Let p be a prime element, with P the associated prime ideal, in a pid R. (Sorry for the overuse of the letter p.) Let S be the integral ring in the field extension E/F. Let Q be a prime ideal in S lying over P. (Technically, we started with Q, then contracted to P.) Note that Q contains the element p, and this will be one of our two generators.
Localize about P, whence QP becomes one of finitely many prime ideals, and SP is a pid. Let w generate QP. There is no harm in clearing the denominator, so that w lies in S. This will become the second generator.

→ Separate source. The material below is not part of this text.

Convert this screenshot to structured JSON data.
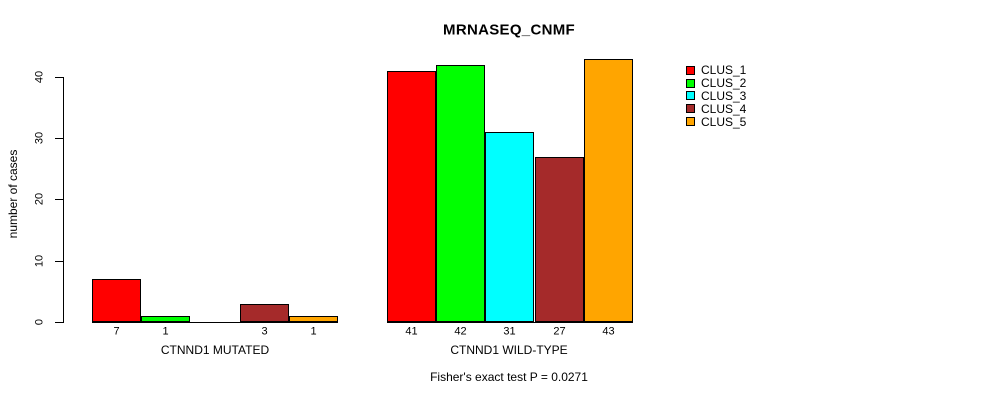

If it also generates p, then we don't need p after all.
Since Q is the pullback of QP, the elements of Q are the numerators of the elements of QP, which are the numerators for any given denominator, such as 1. This is the contraction of the extension of the principal ideal w*S. Write a/1 = x/b for some x in w*S. Thus Q consists of w*S, and any quotients thereof by elements not divisible by p.
Let w generate g*v, where g is in S and v is in R-P. Thus g lies in Q. If w does not generate g directly, there is more work to do.
Since R is dedekind and P is maximal, choose u in R such that u*v = 1 mod p. That is, uv = 1+px. Multiply u by vg, and then subtract pxg. The result is g, hence w and p span g, and w and p generate Q.